We passed a very merry time here for nearly three weeks--such a time as many were destined never to know again--and then were shipped to Marseilles, en route for the trenches on the Western Front.
In the "Main Guard" of the Governor's Palace at Valetta we left behind us a fresco memorial of our short sojourn on the island. For many generations it has been the custom of regiments stationed in Malta to paint or draw regimental crests, portraits (and caricatures), etc., on the interior walls of this "Main Guard," and on its doors also. Walls and doors, both are very full of these more or less artistic mementoes, but space was found which I was asked to cover with a black and white series of cartoons of prominent members of our (the 2nd) Battalion R.F.

CHAPTER II.
FROM MALTA TO MARSEILLES.
From the bows of our boat as she lay in harbour at Marseilles, I "spotted" three typical figures. The one holding the rope is a French sailor, the one at the bottom of the picture is a French gendarme, and the third is a Ghurka, one of our fine sturdy hillmen from India, who had come out to France to stand by the Empire.
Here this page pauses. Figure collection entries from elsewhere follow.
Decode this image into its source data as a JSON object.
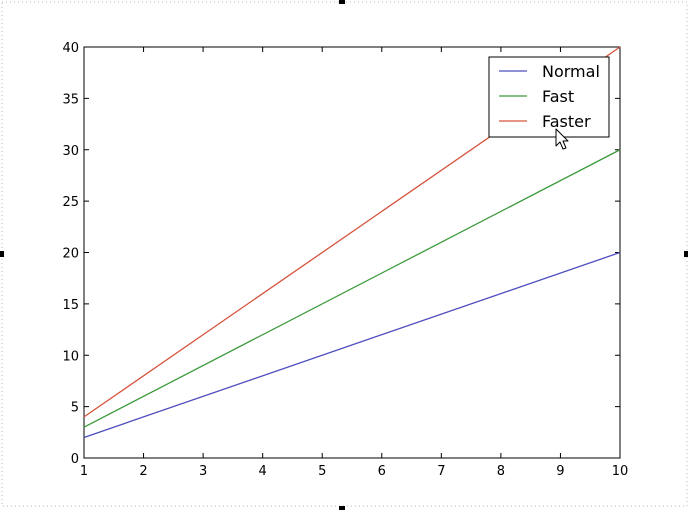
{
  "chart_data": {
    "type": "line",
    "title": "",
    "xlabel": "",
    "ylabel": "",
    "x": [
      1,
      10
    ],
    "xlim": [
      1,
      10
    ],
    "ylim": [
      0,
      40
    ],
    "xticks": [
      "1",
      "2",
      "3",
      "4",
      "5",
      "6",
      "7",
      "8",
      "9",
      "10"
    ],
    "yticks": [
      "0",
      "5",
      "10",
      "15",
      "20",
      "25",
      "30",
      "35",
      "40"
    ],
    "grid": false,
    "legend_position": "top-right",
    "series": [
      {
        "name": "Normal",
        "color": "#4d4dbd",
        "values": [
          2,
          20
        ]
      },
      {
        "name": "Fast",
        "color": "#3c9a3c",
        "values": [
          3,
          30
        ]
      },
      {
        "name": "Faster",
        "color": "#d6533c",
        "values": [
          4,
          40
        ]
      }
    ]
  }
}
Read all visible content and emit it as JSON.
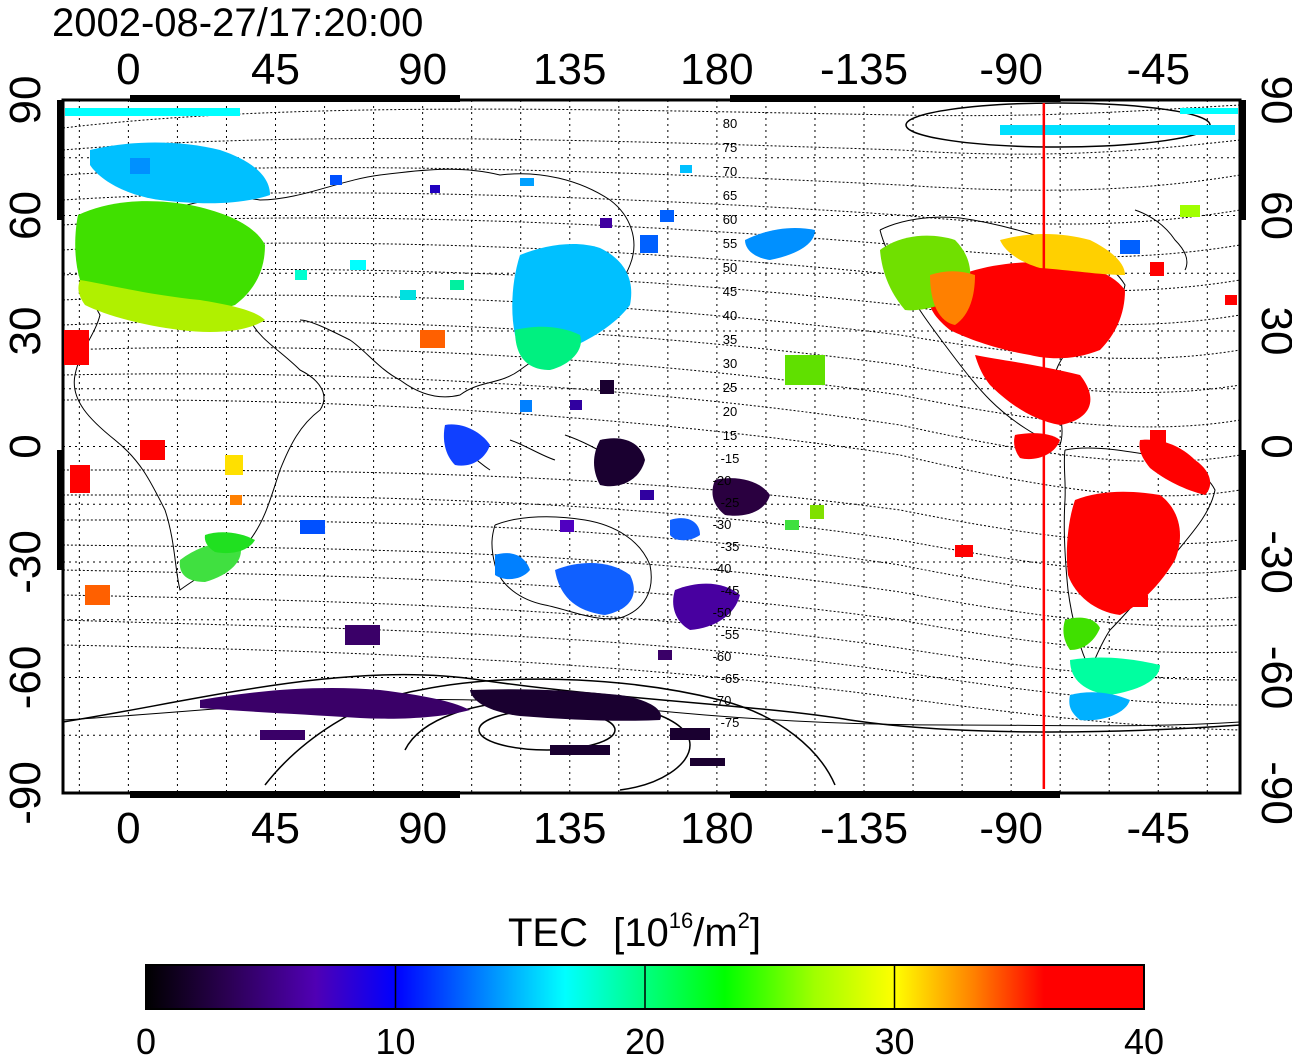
{
  "timestamp": "2002-08-27/17:20:00",
  "map": {
    "longitude_ticks_top": [
      "0",
      "45",
      "90",
      "135",
      "180",
      "-135",
      "-90",
      "-45"
    ],
    "longitude_ticks_bottom": [
      "0",
      "45",
      "90",
      "135",
      "180",
      "-135",
      "-90",
      "-45"
    ],
    "latitude_ticks_left": [
      "90",
      "60",
      "30",
      "0",
      "-30",
      "-60",
      "-90"
    ],
    "latitude_ticks_right": [
      "90",
      "60",
      "30",
      "0",
      "-30",
      "-60",
      "-90"
    ],
    "longitude_tick_values": [
      0,
      45,
      90,
      135,
      180,
      225,
      270,
      315
    ],
    "latitude_tick_values": [
      90,
      60,
      30,
      0,
      -30,
      -60,
      -90
    ],
    "terminator_longitude": -80,
    "terminator_color": "#ff0000",
    "contour_labels": [
      "80",
      "75",
      "70",
      "65",
      "60",
      "55",
      "50",
      "45",
      "40",
      "35",
      "30",
      "25",
      "20",
      "15",
      "-15",
      "-20",
      "-25",
      "-30",
      "-35",
      "-40",
      "-45",
      "-50",
      "-55",
      "-60",
      "-65",
      "-70",
      "-75"
    ]
  },
  "colorbar": {
    "title": "TEC",
    "unit_base": "10",
    "unit_exp": "16",
    "unit_sep": "/m",
    "unit_exp2": "2",
    "min": 0,
    "max": 40,
    "tick_labels": [
      "0",
      "10",
      "20",
      "30",
      "40"
    ],
    "tick_values": [
      0,
      10,
      20,
      30,
      40
    ],
    "colors": [
      "#000000",
      "#3a0068",
      "#5a00c8",
      "#0000ff",
      "#0078ff",
      "#00ffff",
      "#00ff80",
      "#00ff00",
      "#a0ff00",
      "#ffff00",
      "#ff8000",
      "#ff0000",
      "#ff0000"
    ]
  }
}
Marseilles was a most wonderful sight at the time I was there, and although I had made many previous visits in normal times, when I had greatly admired its grand proportions, none of them had given me any idea of what its appearance would be when it became the clearing station in the time of such a great war, and one of the chief bases of all food supplies. Troops of all descriptions were working like ants by day and by night, unloading boats to the huge stores of all descriptions of provender, and loading the trains with all kinds of artillery, ammunition, Red Cross wagons, motors, horses, and all the paraphernalia of modern warfare.